Dis…corsivo. Il sindaco e il vescovo

NOSTRADAMUS di Maurizio Terzetti / Roma non si smentisce mai: sguaiata e contrita, libertina e parruccona, barocca e cenciosa, periferica e capitale, stupida e virtuosa, popolana e patrizia, madre e matrigna, accattona e liberale, suburra e pariolina, gradassa e sapienziale, smargiassa e dottrinale, stornellatrice e pontificale. Eppure, questa Roma della quale non si finirà mai di estremizzare gli opposti vizi e le contrastanti virtù, tace, attonita, di fronte a uno spettacolo per il quale neppure Pasquino avrebbe potuto trovare la giusta rampogna e lo spietato colpo verbale.

Roma laica, città del Capo dello Stato, del Governo e del Parlamento, dei Ministeri e delle massime istituzioni repubblicane, deve ammainare la bandiera della massima magistratura cittadina – il signor sindaco – e deve convenire che il potere religioso, la sua massima autorità cittadina – il vescovo – è mille miglia più evoluta e distinta e vicina al cuore della gente del primo cittadino democraticamente – e primariamente – eletto.

Il sindaco di Roma, da due anni e qualche mese a questa parte, è Ignazio R. Marino.

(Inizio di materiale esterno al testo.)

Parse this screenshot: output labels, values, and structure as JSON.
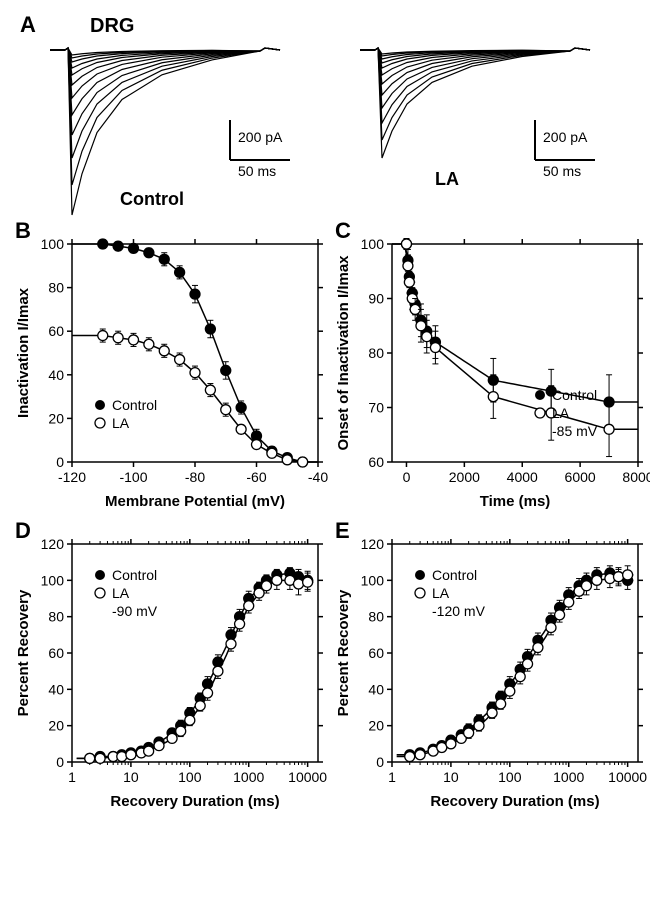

Il vescovo di Roma, anche lui da due anni e qualche mese a questa parte, è Francesco. Marino è stato un fallimento totale, su tutta la linea. Francesco è stato ed è un crescendo di calamitante devozione e di rassicurante presenza, nella sfera spirituale e, pare di capire, anche in quella sociale e istituzionale, come dimostra la grande opportunità offerta alla città con l’imminente Giubileo.

Il futuro sindaco sarà un grande sindaco, chiunque egli sia, perché la grande semina del vescovo Francesco ha attecchito in città e germoglia trasversalmente nei cuori della gente di Roma. Nel nome del vescovo sono saltate, solo per stare all’interno dell’Urbe, antiche divisioni, partigianerie stolte, frammentazioni politiche con l’Oltretevere. Non intendo certo idealizzare quanto, al di là del Tevere, resta, nella Curia, di poco chiaro e denota una deprecabile conduzione di uno Stato come quello del Vaticano. Questo è un altro discorso, con il quale fa i conti quotidianamente Francesco in quanto Papa.

Ma lui, in quanto vescovo, sotto il consolato infausto di Marino, è stato l’unico argine, religioso e civile insieme, contro le piene del malaffare e le esondazioni del qualunquismo che si sono verificate, negli ultimi due anni e mezzo, sugli alti argini del Tevere.

Adesso si ricomincia, ci vuole un nuovo sindaco. Ma chi toccherà il cuore dei romani come, in un Conclave, gli animi dei porporati elettori sono raggiunti da una forte ispirazione soprannaturale e da saggi consigli provenienti da questa stessa terra? La politica dovrebbe avere la risposta, ma esige che la domanda sia posta come essa vuole per poter dare un responso adeguato. Altrimenti detto: i candidati a sindaco vengono tutti pilotati dall’alto, e non per opera – senza scurrilità – dello Spirito Santo. Le stesse primarie, fatte nella realtà o nella rete, sono una competizione fra clan di rappresentanti politici. Chi è già sicuro di essere leader, questa volta, non aspetta altro che passare all’incasso per i demeriti altrui e ha un occhio di riguardo per l’astensionismo, spera che si mantenga sui livelli di sempre e che ai romani non venga troppa voglia di andare a votare.

Così Roma torna ad essere sguaiata e contrita, come dicevo all’inizio, peccatrice e devota,

misera e nobile. Non è ancora troppo abituata a un vescovo fuori delle righe come Francesco, ma dove sta il carisma e di quali gesti sia fatto l’ha visto abbastanza per mandare a quel paese chi ancora spergiura sulla democrazia e mentisce, con falsi leader, sul futuro della repubblica.